The Complexity Of Creation
Recognizing that Creation and many natural phenomena are clouded in mystery can actually enrich our lives with meaning.
By Rabbi Jonathan Glass; The following article is reprinted with permission from the Orthodox Union.Every child knows the story of Creation.
The Torah gives us a day-by-day account, describing how God, in His omnipotence, benevolently brought forth all that we know--light and darkness, dry land and sea, trees and plants, stars and planets, animal and man.
The text reads so simply and orderly that one is tempted to skim through it to get to the "meat" of the parashah--the story of Adam and Eve. The story of Creation remains an introduction, one that poses little difficulty for believers.

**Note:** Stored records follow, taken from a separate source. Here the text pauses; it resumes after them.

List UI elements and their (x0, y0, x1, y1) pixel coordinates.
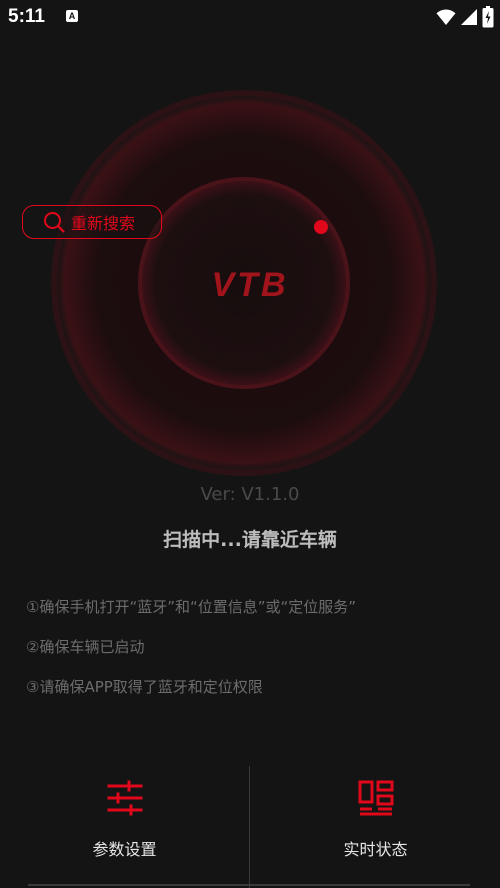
nav-params-settings-label: 参数设置 (92, 840, 157, 859)
sliders-icon (107, 780, 142, 816)
status-icons (436, 6, 494, 28)
tip-item: ②确保车辆已启动 (26, 638, 145, 656)
vtb-logo: VTB (211, 266, 289, 304)
dashboard-icon (358, 780, 393, 816)
radar-target-dot (314, 220, 328, 234)
a-icon: A (66, 10, 78, 22)
nav-params-settings[interactable]: 参数设置 (0, 766, 249, 882)
wifi-icon (436, 9, 456, 25)
version-label: Ver: V1.1.0 (200, 484, 300, 505)
signal-icon (461, 9, 477, 25)
tip-item: ③请确保APP取得了蓝牙和定位权限 (26, 678, 263, 696)
search-icon (44, 212, 65, 233)
nav-realtime-status-label: 实时状态 (343, 840, 408, 859)
nav-divider (249, 766, 250, 888)
nav-realtime-status[interactable]: 实时状态 (251, 766, 500, 882)
status-time: 5:11 (8, 6, 45, 27)
radar-graphic (49, 88, 439, 478)
status-bar: 5:11 A (0, 0, 500, 34)
bottom-divider (28, 884, 470, 886)
scan-status: 扫描中...请靠近车辆 (163, 529, 337, 551)
tips-list: ①确保手机打开“蓝牙”和“位置信息”或“定位服务” ②确保车辆已启动 ③请确保A… (26, 596, 356, 716)
research-button-label: 重新搜索 (71, 214, 136, 233)
tip-item: ①确保手机打开“蓝牙”和“位置信息”或“定位服务” (26, 598, 357, 616)
battery-icon (482, 6, 494, 28)
research-button[interactable]: 重新搜索 (22, 205, 162, 239)
bottom-nav: 参数设置 实时状态 (0, 766, 500, 888)
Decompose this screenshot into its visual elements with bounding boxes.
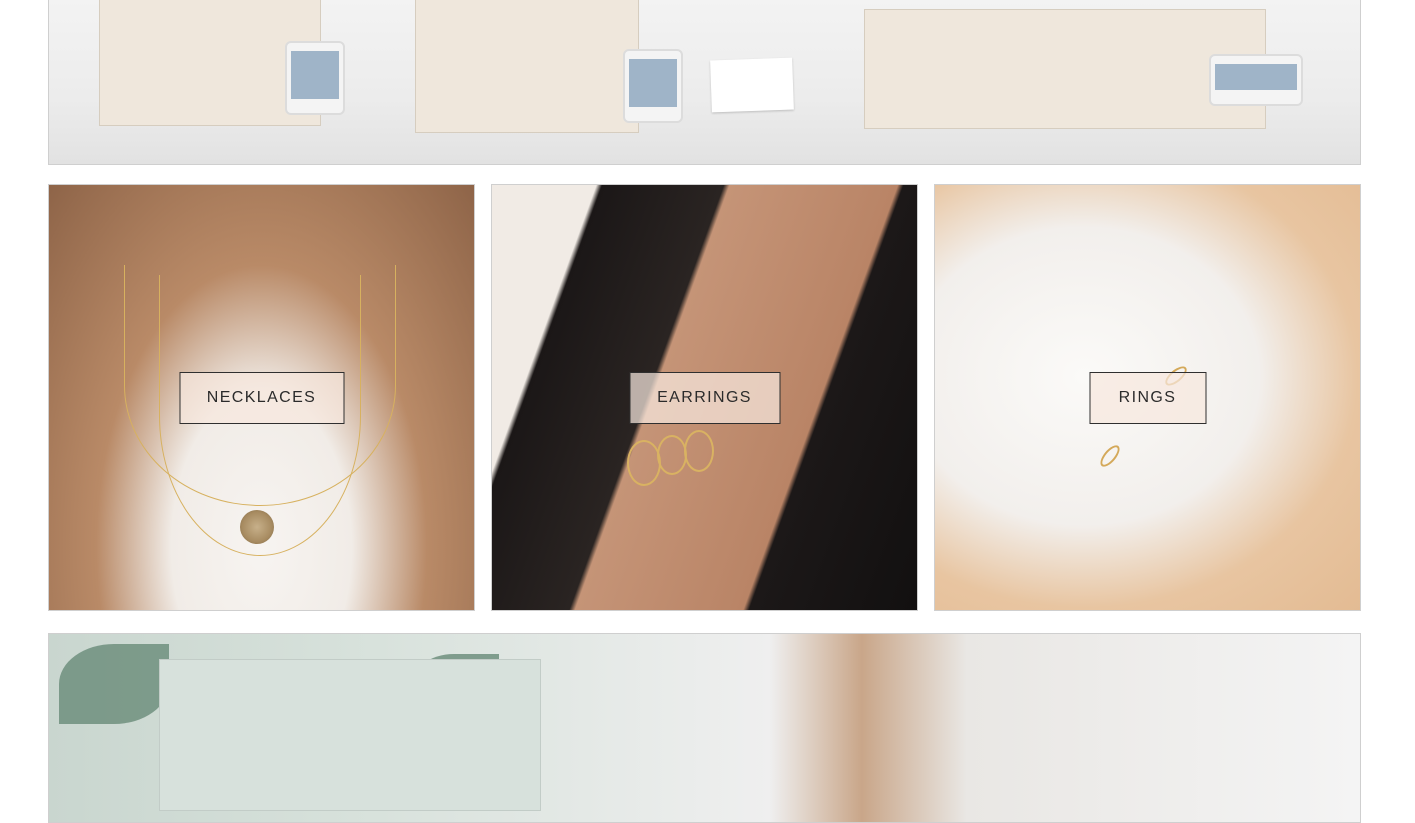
hero-image-display-table — [48, 0, 1361, 165]
jewelry-tray — [159, 659, 541, 811]
hoop-earring-icon — [657, 435, 687, 475]
hero-image-jewelry-tray — [48, 633, 1361, 823]
category-label-earrings[interactable]: EARRINGS — [629, 371, 780, 424]
category-label-rings[interactable]: RINGS — [1089, 371, 1206, 424]
eucalyptus-leaf — [59, 644, 169, 724]
display-phone — [623, 49, 683, 123]
hoop-earring-icon — [627, 440, 661, 486]
ring-icon — [1097, 442, 1123, 470]
info-card — [710, 57, 794, 113]
hoop-earring-icon — [684, 430, 714, 472]
category-label-necklaces[interactable]: NECKLACES — [179, 371, 344, 424]
display-phone — [285, 41, 345, 115]
earring-tray — [415, 0, 639, 133]
category-card-rings[interactable]: RINGS — [934, 184, 1361, 611]
necklace-tray — [864, 9, 1266, 129]
display-phone — [1209, 54, 1303, 106]
category-card-earrings[interactable]: EARRINGS — [491, 184, 918, 611]
category-card-necklaces[interactable]: NECKLACES — [48, 184, 475, 611]
pendant-icon — [240, 510, 274, 544]
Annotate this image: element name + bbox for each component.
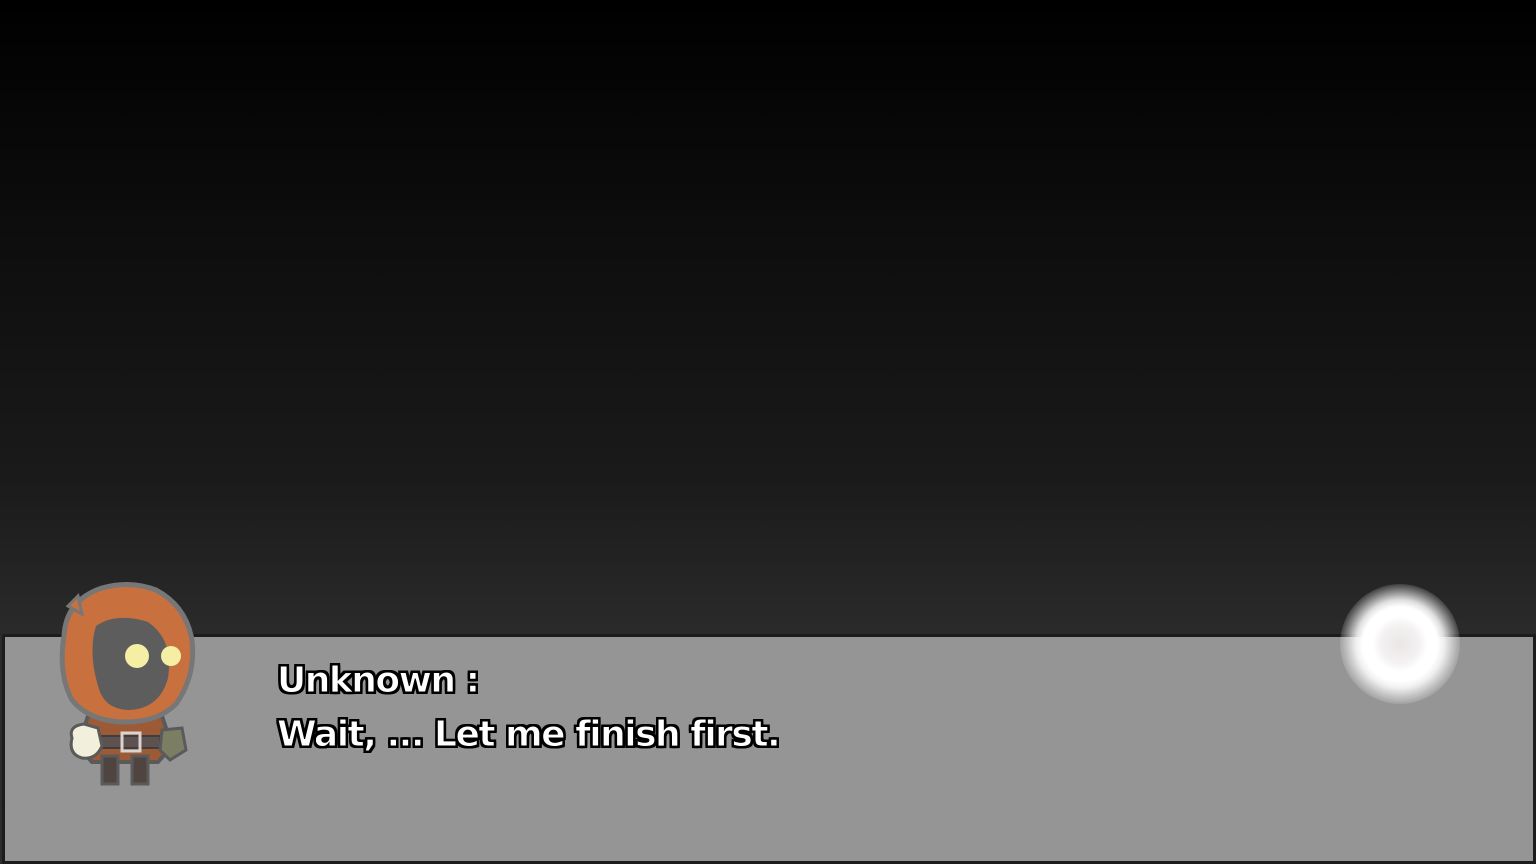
dialog-text: Wait, ... Let me finish first. [276, 714, 781, 756]
glowing-orb-icon[interactable] [1340, 584, 1460, 704]
game-scene: Unknown : Wait, ... Let me finish first. [0, 0, 1536, 864]
speaker-portrait [50, 578, 200, 793]
speaker-name: Unknown : [276, 660, 480, 702]
hooded-character-portrait-icon [59, 582, 196, 786]
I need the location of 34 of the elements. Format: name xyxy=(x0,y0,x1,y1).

But Rashi, the great commentator, does not see it that way. He says that the opening sequence cries out for interpretation. It cannot be that these verses are telling us about the chronology of Creation, he writes, for the Torah’s second verse tells of God’s Presence "hovering on the face of the water," before any account of God’s creating water is given.
Rashi therefore does not subscribe to the popular translation of the opening verse of the Torah, "In the beginning, God created heaven and earth." Instead, he renders the words to leave open the possibility that water was created prior to heaven and earth.
What looked like a neat and clear account of Creation turns out to be full of mystery. And the Torah beginning with mystery is important--it reveals the very nature of Creation and of the Torah itself.